Il est donc temps de partir.
Au seuil de l'ouverture du troisième mouvement du prophet-trip, Salamandre422, trop laconique ces dernières semaines, prends quelques instants pour se repencher sur celles-ci.
Jefferson-Jefferson, ou la cité de l'échec et de l'ennui. L'animal aura pourtant donné bien du mal en pâture pour tenter de s'y enjoyer.
Gipsy était Perse, d'une beauté redoutable et typée, d'un entrain édifiant et d'une obsession sans borne pour la gent masculine. Sa compagnie fut parfois drôle, parfois rafraîchissante, trop souvent désespérante quand elle se révélait si futile, clubeuse selon les standars locaux, vaine.
Son frère, tout aussi Perse, tout aussi sublimé d'orient, était beau comme le jour et fougueux comme une moissonneuse-batteuse. Le premier point ayant amener l'animal à tenter la chance, le second à ne plus tenter le (beau) diable.

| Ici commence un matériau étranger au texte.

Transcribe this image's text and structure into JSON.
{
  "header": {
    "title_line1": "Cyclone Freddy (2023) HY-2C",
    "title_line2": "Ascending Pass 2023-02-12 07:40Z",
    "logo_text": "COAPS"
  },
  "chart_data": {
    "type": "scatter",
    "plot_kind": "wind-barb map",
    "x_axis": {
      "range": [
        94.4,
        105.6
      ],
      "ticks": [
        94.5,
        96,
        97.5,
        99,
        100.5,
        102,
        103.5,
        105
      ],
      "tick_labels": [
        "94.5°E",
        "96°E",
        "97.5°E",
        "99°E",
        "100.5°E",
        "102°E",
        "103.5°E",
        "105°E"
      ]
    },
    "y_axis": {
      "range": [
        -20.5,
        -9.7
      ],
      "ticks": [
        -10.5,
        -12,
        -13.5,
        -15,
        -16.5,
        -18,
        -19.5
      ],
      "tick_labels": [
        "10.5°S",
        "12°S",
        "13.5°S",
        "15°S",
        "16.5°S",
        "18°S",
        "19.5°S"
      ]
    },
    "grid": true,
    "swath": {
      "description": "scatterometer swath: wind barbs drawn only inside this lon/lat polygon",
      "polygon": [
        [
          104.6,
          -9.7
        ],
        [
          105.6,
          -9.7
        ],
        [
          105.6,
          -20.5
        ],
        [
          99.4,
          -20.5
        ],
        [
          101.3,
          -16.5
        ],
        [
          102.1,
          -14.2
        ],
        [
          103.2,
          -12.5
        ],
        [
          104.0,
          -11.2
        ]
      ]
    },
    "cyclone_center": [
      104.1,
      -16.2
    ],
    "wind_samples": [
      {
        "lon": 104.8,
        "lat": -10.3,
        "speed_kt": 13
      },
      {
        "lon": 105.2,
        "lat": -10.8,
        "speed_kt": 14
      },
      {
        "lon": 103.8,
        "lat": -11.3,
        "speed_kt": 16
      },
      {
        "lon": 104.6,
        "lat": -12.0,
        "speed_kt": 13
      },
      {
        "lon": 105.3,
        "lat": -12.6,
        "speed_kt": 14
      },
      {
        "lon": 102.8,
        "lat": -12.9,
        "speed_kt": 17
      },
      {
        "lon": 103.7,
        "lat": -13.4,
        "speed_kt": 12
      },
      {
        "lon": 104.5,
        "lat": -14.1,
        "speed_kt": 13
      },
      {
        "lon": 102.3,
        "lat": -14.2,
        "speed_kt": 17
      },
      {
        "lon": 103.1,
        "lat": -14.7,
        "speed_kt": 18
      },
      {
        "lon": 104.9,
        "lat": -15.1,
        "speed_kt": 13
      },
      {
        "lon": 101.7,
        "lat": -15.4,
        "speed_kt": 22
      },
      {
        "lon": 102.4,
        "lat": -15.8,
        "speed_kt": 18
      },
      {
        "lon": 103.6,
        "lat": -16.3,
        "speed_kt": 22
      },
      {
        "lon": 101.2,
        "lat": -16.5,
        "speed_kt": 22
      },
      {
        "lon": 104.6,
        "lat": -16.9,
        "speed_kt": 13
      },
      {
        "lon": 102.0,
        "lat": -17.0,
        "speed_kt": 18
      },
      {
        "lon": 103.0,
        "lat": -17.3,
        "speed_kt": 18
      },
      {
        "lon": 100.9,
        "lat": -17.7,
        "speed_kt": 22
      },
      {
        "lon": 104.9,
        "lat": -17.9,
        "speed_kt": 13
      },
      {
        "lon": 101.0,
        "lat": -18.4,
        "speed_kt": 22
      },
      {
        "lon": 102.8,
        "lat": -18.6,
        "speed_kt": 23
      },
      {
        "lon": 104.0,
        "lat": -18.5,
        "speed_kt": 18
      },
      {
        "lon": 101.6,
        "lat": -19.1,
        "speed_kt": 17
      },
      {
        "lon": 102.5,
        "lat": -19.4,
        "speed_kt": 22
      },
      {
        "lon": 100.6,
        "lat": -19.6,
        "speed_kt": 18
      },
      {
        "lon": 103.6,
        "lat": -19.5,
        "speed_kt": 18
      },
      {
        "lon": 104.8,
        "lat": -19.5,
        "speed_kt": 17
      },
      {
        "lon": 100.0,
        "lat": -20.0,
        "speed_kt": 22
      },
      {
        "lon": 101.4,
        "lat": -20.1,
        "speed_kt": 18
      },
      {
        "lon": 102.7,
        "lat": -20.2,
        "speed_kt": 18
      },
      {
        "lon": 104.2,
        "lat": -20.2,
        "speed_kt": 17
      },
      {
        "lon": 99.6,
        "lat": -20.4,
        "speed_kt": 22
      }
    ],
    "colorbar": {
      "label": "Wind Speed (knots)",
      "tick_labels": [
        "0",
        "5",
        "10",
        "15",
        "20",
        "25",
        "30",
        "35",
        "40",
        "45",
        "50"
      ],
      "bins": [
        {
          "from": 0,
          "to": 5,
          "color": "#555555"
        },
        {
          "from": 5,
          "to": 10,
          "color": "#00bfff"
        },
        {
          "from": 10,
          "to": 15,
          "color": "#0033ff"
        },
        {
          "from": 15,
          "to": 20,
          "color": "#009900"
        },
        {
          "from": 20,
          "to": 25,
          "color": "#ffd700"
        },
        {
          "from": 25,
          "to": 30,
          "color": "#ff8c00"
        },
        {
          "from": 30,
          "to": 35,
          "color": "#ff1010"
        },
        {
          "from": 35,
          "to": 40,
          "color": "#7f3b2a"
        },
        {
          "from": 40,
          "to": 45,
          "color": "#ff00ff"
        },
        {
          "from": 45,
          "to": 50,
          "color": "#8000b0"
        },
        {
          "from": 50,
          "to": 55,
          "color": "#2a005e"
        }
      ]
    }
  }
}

Le cloporte a fait partie de cette communauté d'immigrés aux bas salaires, parlant peu le langage local. Elle a connu cette situation un peu absurde, un peu étrange où cinq étrangers possédant chacun son dialecte et ne bafouillant que bien mal le jeffersonnien, discutent de leurs situations, sur la patte unique de leur baragouinage obscure, avec néanmoins l'animation d'une vraie conversation. Et quand un local, un supérieur qui plus est, seul possesseur du dit-langage, s'avance vers le groupe, Gipsy de le héler : « Nil, on parle de toi ! On dit qu'on ne comprend rien quand tu parles ! » et le groupe d'approuver et de rire.
L'animal, renonçant après maintes efforts à trouver un quelconque plaisir dans le divertissement nocturne commun, s'est égarée plus loin, aux alentours d'une caverne à grognements et barrissements. Elle y a fait la connaissance rapide d'un joueur de feu qui l'a conviée à quelques spectacles de sa troupe en dehors de la ville, invitation à laquelle elle a naturellement répondu. Ainsi donc elle a enfin touché la mer.

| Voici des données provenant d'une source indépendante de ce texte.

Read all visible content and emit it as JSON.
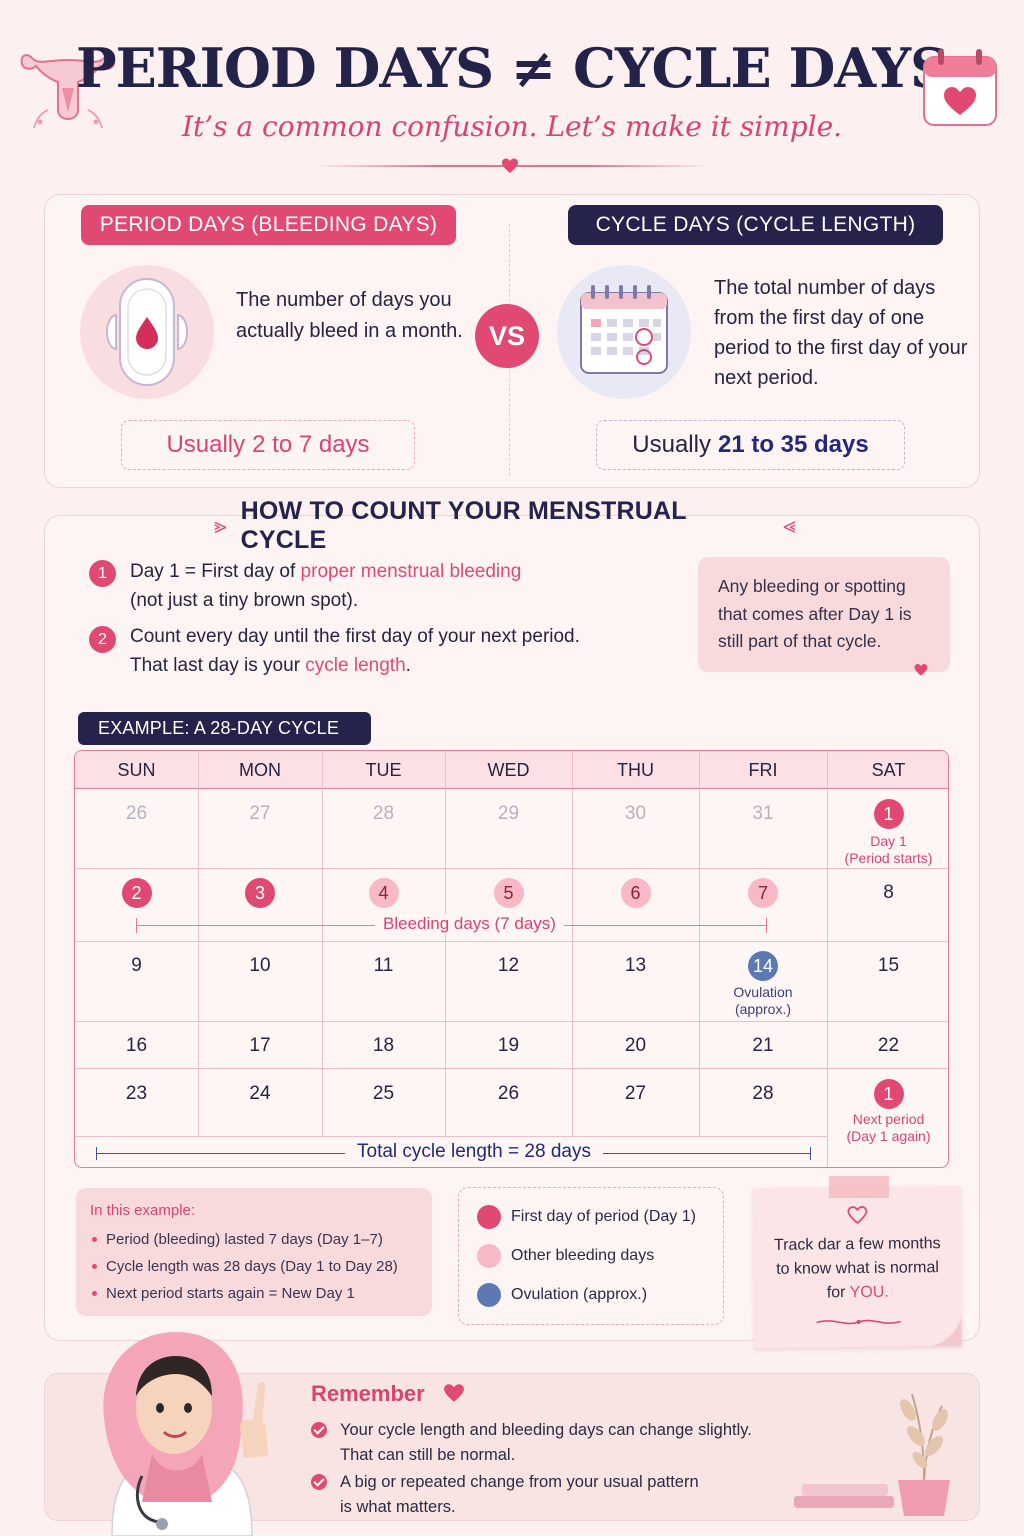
{
  "header": {
    "title": "PERIOD DAYS ≠ CYCLE DAYS",
    "subtitle": "It’s a common confusion. Let’s make it simple."
  },
  "comparison": {
    "period": {
      "label": "PERIOD DAYS (BLEEDING DAYS)",
      "description": "The number of days you actually bleed in a month.",
      "usually_prefix": "Usually",
      "usually_value": "2 to 7 days",
      "icon": "sanitary-pad-icon"
    },
    "vs": "VS",
    "cycle": {
      "label": "CYCLE DAYS (CYCLE LENGTH)",
      "description": "The total number of days from the first day of one period to the first day of your next period.",
      "usually_prefix": "Usually",
      "usually_value": "21 to 35 days",
      "icon": "calendar-icon"
    }
  },
  "how_to": {
    "heading": "HOW TO COUNT YOUR MENSTRUAL CYCLE",
    "steps": [
      {
        "num": "1",
        "pre": "Day 1 = First day of ",
        "highlight": "proper menstrual bleeding",
        "post": "(not just a tiny brown spot)."
      },
      {
        "num": "2",
        "pre": "Count every day until the first day of your next period.",
        "mid": "That last day is your ",
        "highlight": "cycle length",
        "post": "."
      }
    ],
    "note": "Any bleeding or spotting that comes after Day 1 is still part of that cycle."
  },
  "example": {
    "label": "EXAMPLE: A 28-DAY CYCLE",
    "weekdays": [
      "SUN",
      "MON",
      "TUE",
      "WED",
      "THU",
      "FRI",
      "SAT"
    ],
    "rows": [
      [
        "26",
        "27",
        "28",
        "29",
        "30",
        "31",
        "1"
      ],
      [
        "2",
        "3",
        "4",
        "5",
        "6",
        "7",
        "8"
      ],
      [
        "9",
        "10",
        "11",
        "12",
        "13",
        "14",
        "15"
      ],
      [
        "16",
        "17",
        "18",
        "19",
        "20",
        "21",
        "22"
      ],
      [
        "23",
        "24",
        "25",
        "26",
        "27",
        "28",
        "1"
      ]
    ],
    "captions": {
      "day1": "Day 1",
      "day1_sub": "(Period starts)",
      "ovulation": "Ovulation",
      "ovulation_sub": "(approx.)",
      "next": "Next period",
      "next_sub": "(Day 1 again)"
    },
    "bleeding_label": "Bleeding days (7 days)",
    "total_label": "Total cycle length = 28 days"
  },
  "summary": {
    "title": "In this example:",
    "items": [
      "Period (bleeding) lasted 7 days (Day 1–7)",
      "Cycle length was 28 days (Day 1 to Day 28)",
      "Next period starts again = New Day 1"
    ]
  },
  "legend": [
    {
      "label": "First day of period (Day 1)",
      "color": "#e04a72"
    },
    {
      "label": "Other bleeding days",
      "color": "#f7b9c5"
    },
    {
      "label": "Ovulation (approx.)",
      "color": "#5c79b4"
    }
  ],
  "tip": {
    "line1": "Track dar a few months",
    "line2": "to know what is normal",
    "line3_pre": "for ",
    "line3_hl": "YOU."
  },
  "remember": {
    "title": "Remember",
    "items": [
      {
        "l1": "Your cycle length and bleeding days can change slightly.",
        "l2": "That can still be normal."
      },
      {
        "l1": "A big or repeated change from your usual pattern",
        "l2": "is what matters."
      }
    ]
  },
  "colors": {
    "pink": "#e04a72",
    "navy": "#25234b",
    "light_pink": "#f7b9c5",
    "blue": "#5c79b4",
    "background": "#fcf1f0"
  }
}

Ainsi l'animal découvre le bruissement du feu sur ses tympans et l'extase de la danse incandescente. Trop tard. Juste deux maigres jours avant de repartir.
Ayant dans son inénarrable étourderie laissé filer le temps du coche commun pour retourner au centre de la cité, l'animal, faisant honneur aux tendances kamikazes ou suicidaires passives qui ont rythmé sa vie entière, a marché, deux heures durant, le long de la route où filaient les voitures, en pleine nuit. S'arrêtant même pour prendre des photos puisqu'elle y voyait ses premiers beaux paysages. Toujours vivante, notez.
Pour résumer, l'essentiel ne fut qu'ennuie, désespérance. L'animal a somme toute réellement peu parlé, s'est senti isolé, est devenu un peu fou. L'espoir de trouver mieux ailleurs.
Hier et aujourd’hui, Salamandre422 a tout réglé, d'une main de maître.
Dans cinq heures et demi, le voyage reprend. Sans logement, sans personne, sans but. Droit vers le Sud.
Salamandre422, du chaos, du conflit, cherchant la plupart du temps à faire taire (ou peut-être parler, justement) le Darcy qui grogne en elle et lui rend la vie si ingrate, prouvera que le bonheur ne dépent pas que de l'effort, comme le répètent les beaux penseurs pour la tourmenter de complexes, mais bien aussi du contexte.